Horror y misterio sobre el cadáver en el contenedor: sin cabeza y extremidades inferiores

Horror y misterio sobre el cadáver en el contenedor: sin cabeza y extremidades inferiores

Le faltaban la cabeza y las piernas, aunque tenía brazos y manos. Estaba dentro de un contenedor de basura. Hasta anoche no lo habían identificado.

La aparición de un cuerpo descuartizado siempre implica un misterio a develar, mucho más complejo –en principio– que un crimen común y corriente. No se trata de casos frecuentes pero, si la investigación llega a buen término, las historias que esconden suelen ser tremendas.

Ayer los investigadores de la División Homicidios de la Federal comenzaron a trabajar en uno de estos casos: cerca de las 8.30 de la mañana, un cartonero encontró un cadáver decapitado dentro de un contenedor de basura, en el barrio porteño de Balvanera, sobre la calle Sarandí al 200, entre Moreno y Alsina. Lo que se dice una zona peligrosa para deshacerse de un cuerpo: a sólo tres cuadras de la comisaría 6°, a cuatro del Departamento Central de la Policía Federal e igual distancia del Congreso de la Nación.
De acuerdo a lo que reconstruyeron los investigadores, el cartonero abrió el contenedor –que se encontraba frente al número 272 de Sarandí– y vio una bolsa negra de residuos. El receptáculo estaba casi vacío, porque la recolección se había concretado sobre la medianoche. “Cuando el hombre rasgó la bolsa se encontró con los hombros de una persona y esa persona no tenía cabeza, se la habían cortado”, explicaron.

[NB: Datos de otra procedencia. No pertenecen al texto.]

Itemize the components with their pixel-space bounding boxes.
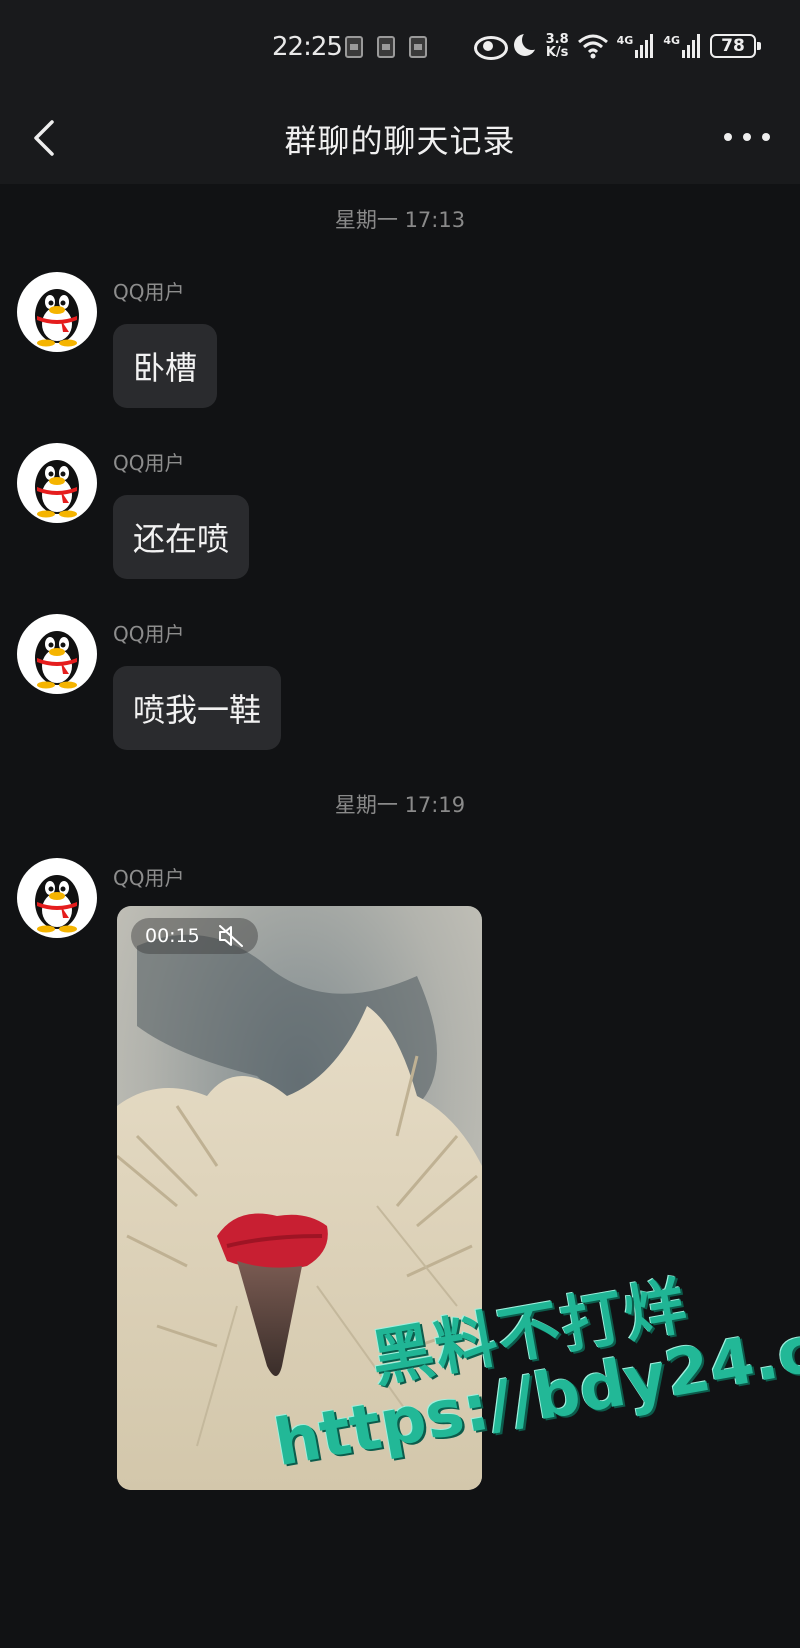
avatar[interactable] — [17, 272, 97, 352]
video-duration: 00:15 — [145, 925, 200, 947]
video-thumbnail — [117, 906, 482, 1490]
notification-icon — [345, 36, 363, 58]
penguin-icon — [35, 289, 79, 347]
message-text: 还在喷 — [133, 520, 230, 558]
signal-icon — [682, 34, 702, 58]
page-title: 群聊的聊天记录 — [284, 122, 516, 160]
avatar[interactable] — [17, 858, 97, 938]
video-badge: 00:15 — [131, 918, 258, 954]
sender-name: QQ用户 — [113, 280, 185, 304]
battery-level: 78 — [721, 36, 745, 56]
timestamp: 星期一 17:19 — [334, 793, 466, 817]
penguin-icon — [35, 631, 79, 689]
signal-1: 4G — [617, 34, 656, 58]
eye-icon — [473, 35, 508, 60]
network-speed-unit: K/s — [545, 45, 569, 60]
timestamp: 星期一 17:13 — [334, 208, 466, 232]
avatar[interactable] — [17, 614, 97, 694]
message-bubble[interactable]: 还在喷 — [113, 495, 250, 579]
network-speed: 3.8 K/s — [546, 33, 569, 59]
status-icons: 3.8 K/s 4G 4G 78 — [473, 28, 761, 64]
notification-icon — [377, 36, 395, 58]
more-icon[interactable] — [724, 122, 770, 152]
signal-2-label: 4G — [663, 34, 680, 47]
signal-icon — [635, 34, 655, 58]
penguin-icon — [35, 875, 79, 933]
message-text: 卧槽 — [133, 349, 198, 387]
mute-icon[interactable] — [218, 925, 244, 947]
wifi-icon — [577, 33, 609, 59]
message-bubble[interactable]: 喷我一鞋 — [113, 666, 282, 750]
message-bubble[interactable]: 卧槽 — [113, 324, 218, 408]
status-time: 22:25 — [272, 32, 343, 62]
video-message[interactable]: 00:15 — [117, 906, 482, 1490]
signal-1-label: 4G — [616, 34, 634, 47]
message-text: 喷我一鞋 — [133, 691, 262, 729]
nav-bar: 群聊的聊天记录 — [0, 92, 800, 184]
penguin-icon — [35, 460, 79, 518]
battery-indicator: 78 — [710, 34, 761, 58]
avatar[interactable] — [17, 443, 97, 523]
status-bar: 22:25 3.8 K/s 4G 4G 78 — [0, 0, 800, 92]
sender-name: QQ用户 — [113, 451, 185, 475]
signal-2: 4G — [663, 34, 702, 58]
notification-icon — [409, 36, 427, 58]
moon-icon — [513, 30, 542, 58]
sender-name: QQ用户 — [113, 622, 185, 646]
sender-name: QQ用户 — [113, 866, 185, 890]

Ante este panorama, el cartonero le avisó de su descubrimiento a un portero de la cuadra que justo estaba en la vereda. Este llamó a la seccional 6°, que tomó intervención en la causa junto con el fiscal de Instrucción N° 13, Daniel Roma, y la División Homicidios de la Federal.

“Vino asustado y arrastrando su carrito. Se tomaba el pecho, le ofrecí un vaso de agua”, contó el portero a los medios. “Me da la impresión de que lo han traído de otro lado, porque acá no se escuchó nada”, agregó el hombre en referencia al cuerpo.

Una primera revisión, previa a la autopsia, determinó que se trataba de un hombre de piel trigueña de unos 40 a 50 años, que habría muerto apuñalado. Al momento de ser encontrado en el contenedor, el cuerpo estaba boca abajo en un charco de sangre. Los primeros análisis forenses determinaron que le faltaban la cabeza y las dos piernas, que habían sido seccionadas de manera limpia, un poco más abajo de la ingle. “Tenía los genitales” confió uno de los investigadores. Y desmintió las primeras versiones, que decían que el cadáver tampoco tenía los brazos.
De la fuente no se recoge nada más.